Key Takeaways: The DOJ and FTC jointly called on all 50 state attorneys general to investigate illegal conduct contributing to high gasoline prices.

The Justice Department and Federal Trade Commission jointly called on all 50 state attorneys general Wednesday to investigate and prosecute illegal conduct that may be contributing to elevated gasoline prices.
The DOJ and FTC pressed state attorneys general Wednesday to deploy antitrust and consumer protection statutes against any unlawful activity driving high fuel prices, according to a joint letter from the agencies. The federal government's appeal marks an escalation in Washington's scrutiny of energy markets.
"State attorneys general are on the front lines of protecting consumers, and we urge you to use every tool at your disposal to investigate and prosecute any illegal activity that may be contributing to high gas prices," the agencies said in the letter.

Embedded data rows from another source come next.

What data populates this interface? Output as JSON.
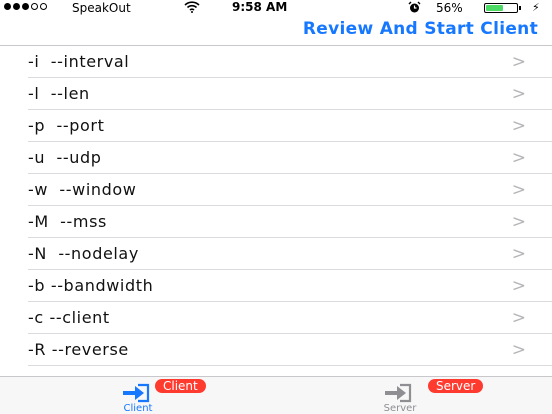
{
  "status_bar": {
    "carrier": "SpeakOut",
    "time": "9:58 AM",
    "battery_percent_label": "56%",
    "battery_level": 0.56,
    "signal_bars_filled": 3,
    "signal_bars_total": 5
  },
  "nav_bar": {
    "action_label": "Review And Start Client"
  },
  "options": [
    {
      "label": "-i  --interval"
    },
    {
      "label": "-l  --len"
    },
    {
      "label": "-p  --port"
    },
    {
      "label": "-u  --udp"
    },
    {
      "label": "-w  --window"
    },
    {
      "label": "-M  --mss"
    },
    {
      "label": "-N  --nodelay"
    },
    {
      "label": "-b --bandwidth"
    },
    {
      "label": "-c --client"
    },
    {
      "label": "-R --reverse"
    }
  ],
  "chevron_glyph": ">",
  "tabs": [
    {
      "label": "Client",
      "badge": "Client",
      "icon": "sign-in-icon",
      "selected": true
    },
    {
      "label": "Server",
      "badge": "Server",
      "icon": "sign-in-icon",
      "selected": false
    }
  ],
  "colors": {
    "accent": "#1677ff",
    "badge": "#ff3b30",
    "battery": "#4cd964"
  }
}
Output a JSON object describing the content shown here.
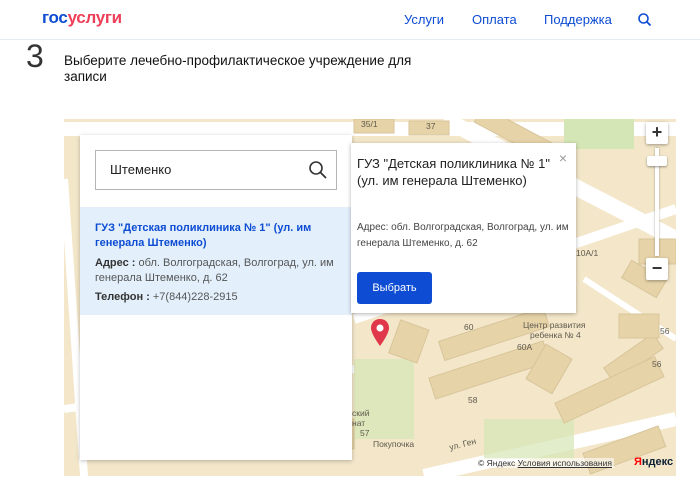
{
  "header": {
    "logo_part1": "гос",
    "logo_part2": "услуги",
    "nav": [
      "Услуги",
      "Оплата",
      "Поддержка"
    ]
  },
  "step": {
    "number": "3",
    "title": "Выберите лечебно-профилактическое учреждение для записи"
  },
  "search": {
    "value": "Штеменко"
  },
  "result": {
    "name": "ГУЗ \"Детская поликлиника № 1\" (ул. им генерала Штеменко)",
    "address_label": "Адрес :",
    "address_value": " обл. Волгоградская, Волгоград, ул. им генерала Штеменко, д. 62",
    "phone_label": "Телефон :",
    "phone_value": " +7(844)228-2915"
  },
  "balloon": {
    "title": "ГУЗ \"Детская поликлиника № 1\" (ул. им генерала Штеменко)",
    "address": "Адрес: обл. Волгоградская, Волгоград, ул. им генерала Штеменко, д. 62",
    "button": "Выбрать",
    "close": "×"
  },
  "map": {
    "labels": [
      "35/1",
      "37",
      "60",
      "60A",
      "58",
      "56",
      "56",
      "57",
      "10А/1",
      "Центр развития",
      "ребенка № 4",
      "Покупочка",
      "ский",
      "нат",
      "ул. Ген"
    ],
    "copyright_prefix": "© Яндекс",
    "terms": "Условия использования",
    "yandex_logo_y": "Я",
    "yandex_logo_rest": "ндекс",
    "zoom_in": "+",
    "zoom_out": "−"
  },
  "colors": {
    "brand_blue": "#0d4cd3",
    "brand_red": "#ee3f58",
    "result_bg": "#e3f0fb",
    "map_bg": "#f3e6c9",
    "marker": "#e0384a"
  }
}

The joint letter follows a broader federal probe into potential gasoline price manipulation. The DOJ has been investigating whether oil companies engaged in manipulative practices, while the FTC has examined possible collusion among fuel retailers, according to reports. The agencies did not name specific companies but said the inquiry covers the supply chain from crude production to retail pump pricing.
The coordinated federal-state push gives attorneys general a mandate to pursue parallel investigations, potentially multiplying enforcement resources directed at the energy sector. President Donald Trump has publicly accused oil companies of price gouging, and the administration has pressed for enforcement action, according to reports. If state-level probes uncover violations, companies could face fines, disgorgement of profits, or operational restrictions — costs that would pressure margins across the refining and retail fuel industry.

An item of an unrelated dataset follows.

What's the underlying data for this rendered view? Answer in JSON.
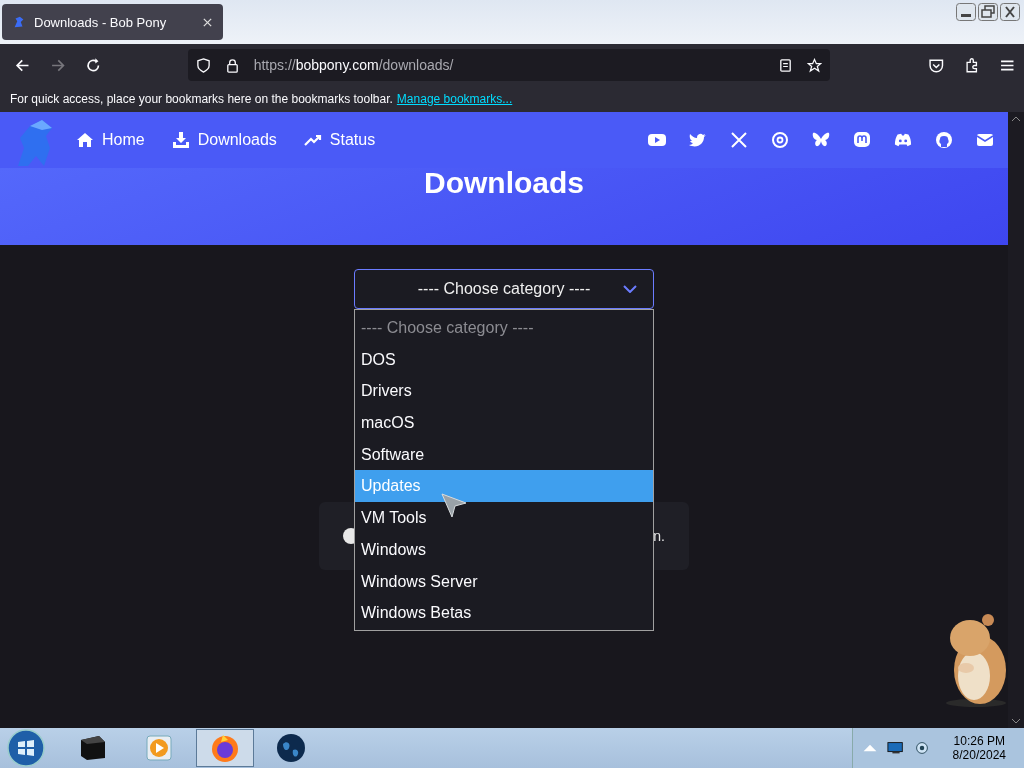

The letter asks state attorneys general to share intelligence and coordinate with federal investigators, creating a multi-jurisdictional enforcement framework. State consumer protection and antitrust laws often provide broader authority than federal statutes, allowing AGs to target practices that may not violate federal antitrust standards. This dual-track approach mirrors previous federal-state collaborations in other industries where state AGs have played a leading enforcement role.

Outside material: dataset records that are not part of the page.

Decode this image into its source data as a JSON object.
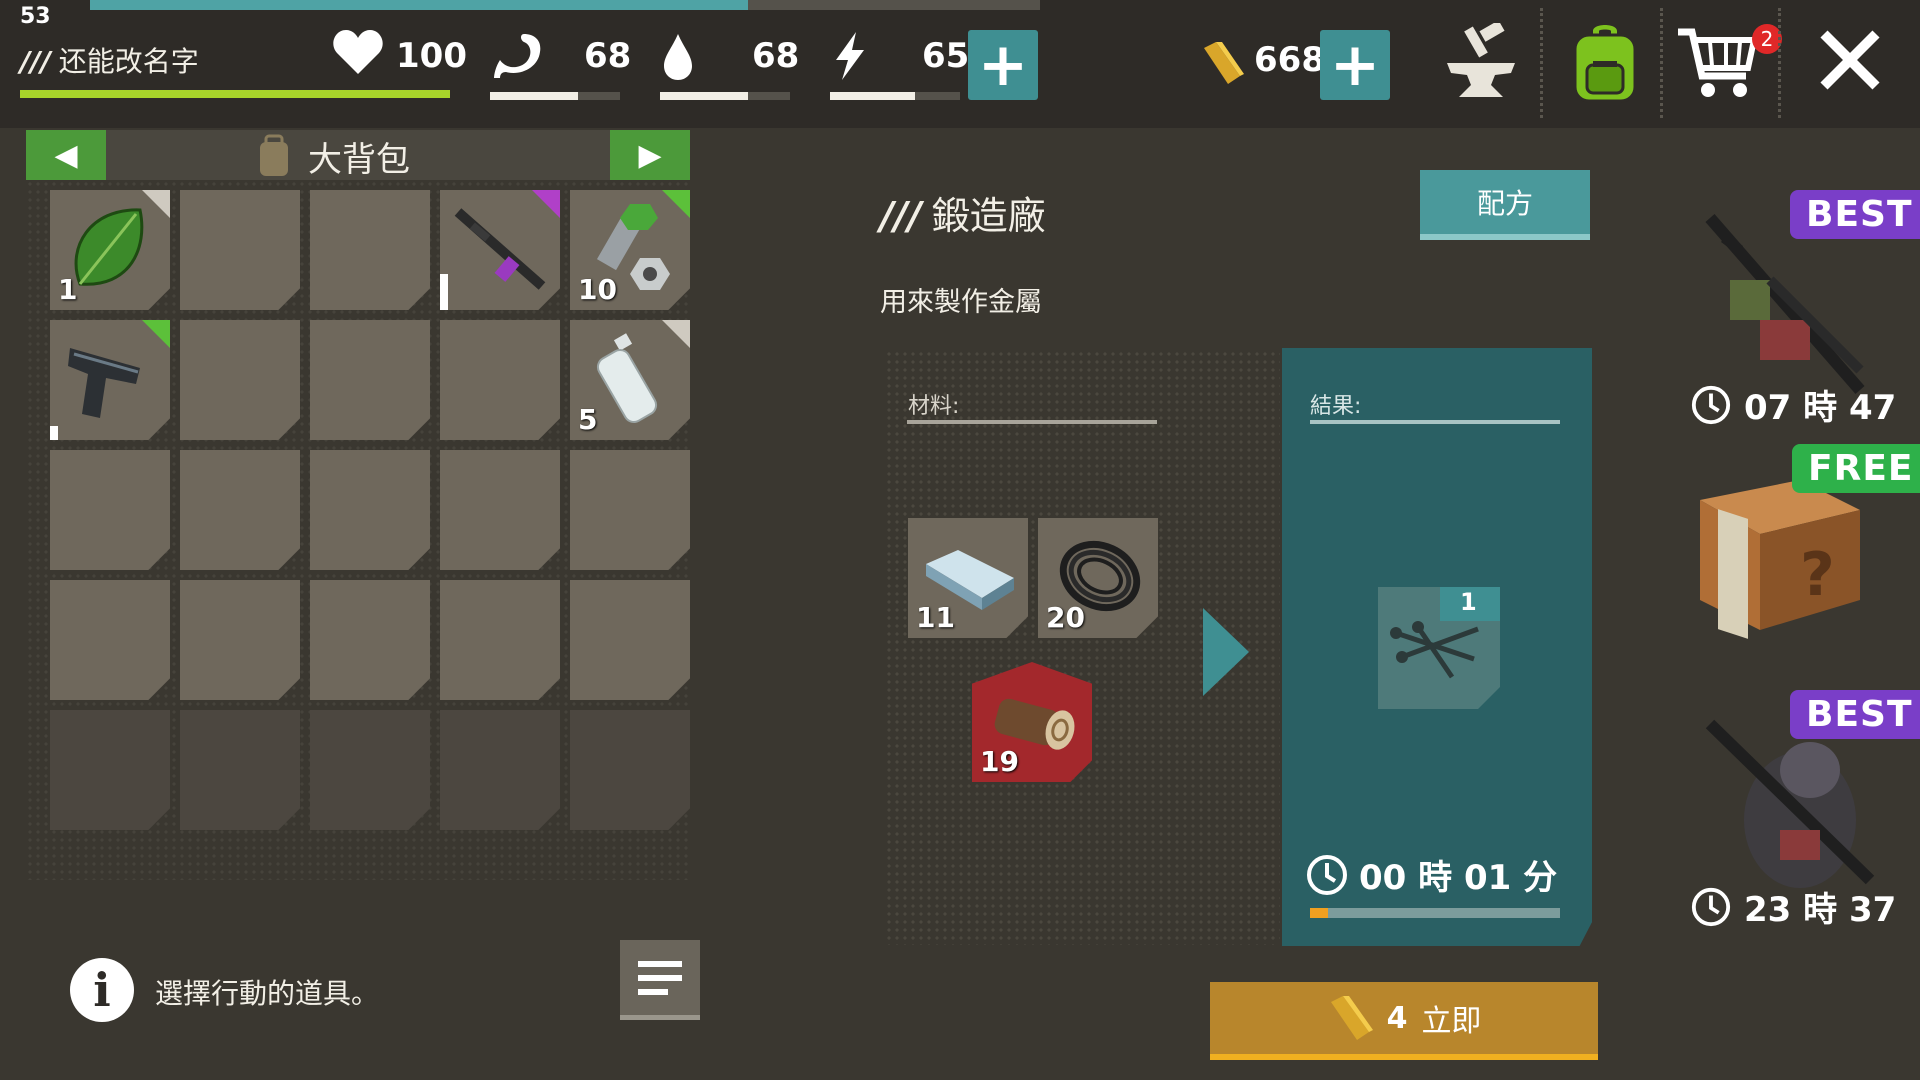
{
  "hud": {
    "level": "53",
    "player_name": "还能改名字",
    "name_prefix": "///",
    "health": {
      "icon": "heart-icon",
      "value": "100",
      "fill": 1.0
    },
    "food": {
      "icon": "stomach-icon",
      "value": "68",
      "fill": 0.68
    },
    "water": {
      "icon": "water-drop-icon",
      "value": "68",
      "fill": 0.68
    },
    "energy": {
      "icon": "lightning-icon",
      "value": "65",
      "fill": 0.65
    },
    "gold": {
      "icon": "gold-bar-icon",
      "value": "668"
    },
    "plus": "+",
    "xp_fill": 0.69,
    "cart_badge": "2",
    "close": "✕"
  },
  "backpack": {
    "title": "大背包",
    "prev": "◀",
    "next": "▶",
    "items": [
      {
        "slot": 0,
        "icon": "leaf-icon",
        "count": "1",
        "corner": "#cfcac0"
      },
      {
        "slot": 3,
        "icon": "assault-rifle-icon",
        "count": "",
        "corner": "#b040c8"
      },
      {
        "slot": 4,
        "icon": "bolt-nut-icon",
        "count": "10",
        "corner": "#5cc03a"
      },
      {
        "slot": 5,
        "icon": "pistol-icon",
        "count": "",
        "corner": "#5cc03a"
      },
      {
        "slot": 9,
        "icon": "bottle-icon",
        "count": "5",
        "corner": "#cfcac0"
      }
    ]
  },
  "info": {
    "text": "選擇行動的道具。"
  },
  "forge": {
    "title": "鍛造廠",
    "prefix": "///",
    "recipe_button": "配方",
    "description": "用來製作金屬",
    "materials_label": "材料:",
    "result_label": "結果:",
    "materials": [
      {
        "icon": "metal-bar-icon",
        "count": "11"
      },
      {
        "icon": "wire-coil-icon",
        "count": "20"
      },
      {
        "icon": "wood-log-icon",
        "count": "19",
        "missing": true
      }
    ],
    "result": {
      "icon": "nails-icon",
      "count": "1"
    },
    "timer": "00 時 01 分",
    "progress": 0.07,
    "instant_cost": "4",
    "instant_label": "立即"
  },
  "offers": [
    {
      "badge": "BEST",
      "timer": "07 時 47",
      "icon": "rifle-bundle-icon"
    },
    {
      "badge": "FREE",
      "icon": "mystery-box-icon"
    },
    {
      "badge": "BEST",
      "timer": "23 時 37",
      "icon": "armored-soldier-icon"
    }
  ],
  "colors": {
    "accent": "#3f8f92",
    "green": "#4c9a3a",
    "gold": "#b8862c",
    "best": "#7a3ec8",
    "free": "#2eb14a"
  }
}
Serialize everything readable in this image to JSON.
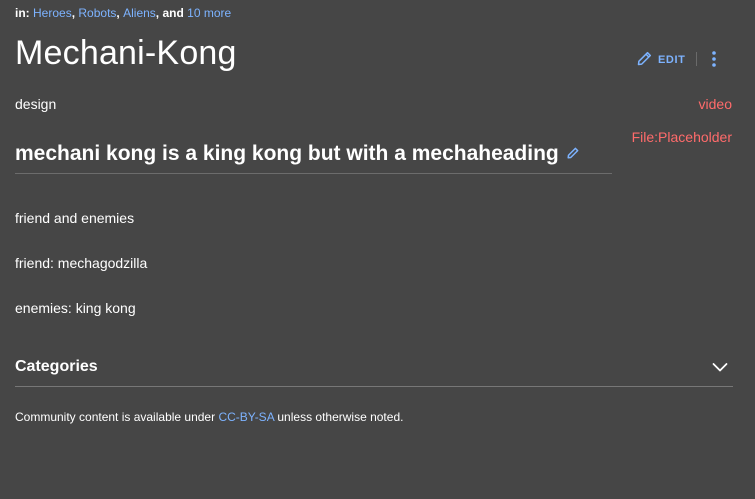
{
  "categories_top": {
    "prefix": "in:",
    "items": [
      "Heroes",
      "Robots",
      "Aliens"
    ],
    "sep1": ",",
    "sep2": ",",
    "sep3": ", and",
    "more": "10 more"
  },
  "page": {
    "title": "Mechani-Kong"
  },
  "toolbar": {
    "edit_label": "EDIT",
    "edit_icon": "pencil-icon",
    "more_icon": "vertical-dots-icon"
  },
  "content": {
    "design": "design",
    "video_link": "video",
    "file_link": "File:Placeholder",
    "heading": "mechani kong is a king kong but with a mechaheading",
    "paragraphs": [
      "friend and enemies",
      "friend: mechagodzilla",
      "enemies: king kong"
    ]
  },
  "categories_section": {
    "label": "Categories",
    "toggle_icon": "chevron-down-icon"
  },
  "footer": {
    "text_before": "Community content is available under",
    "license": "CC-BY-SA",
    "text_after": "unless otherwise noted."
  },
  "colors": {
    "background": "#464646",
    "link": "#7db3ff",
    "redlink": "#ff6b6b"
  }
}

For energy companies, the expanded enforcement posture introduces regulatory uncertainty. The government intervention could lead to increased scrutiny on fuel retailers and refiners, potentially capping profit margins in the downstream segment. Oil and gas stocks may face pressure in the near term as investors price in litigation and compliance costs, while consumers could benefit if investigations uncover anticompetitive conduct that has kept pump prices elevated.
Broader market implications include potential effects on inflation expectations. Gasoline prices are a visible component of household costs, and sustained enforcement action that lowers prices at the pump could reduce a key driver of consumer inflation expectations. The Federal Reserve has closely monitored energy price trends in its inflation assessments, meaning any sustained decline in fuel costs could factor into the central bank's policy outlook.
The American Petroleum Institute has previously argued that gasoline prices are driven by global crude costs and refining capacity constraints, not illegal conduct, though the organization has not yet commented on this specific letter.
This article is for informational purposes only and does not constitute investment advice.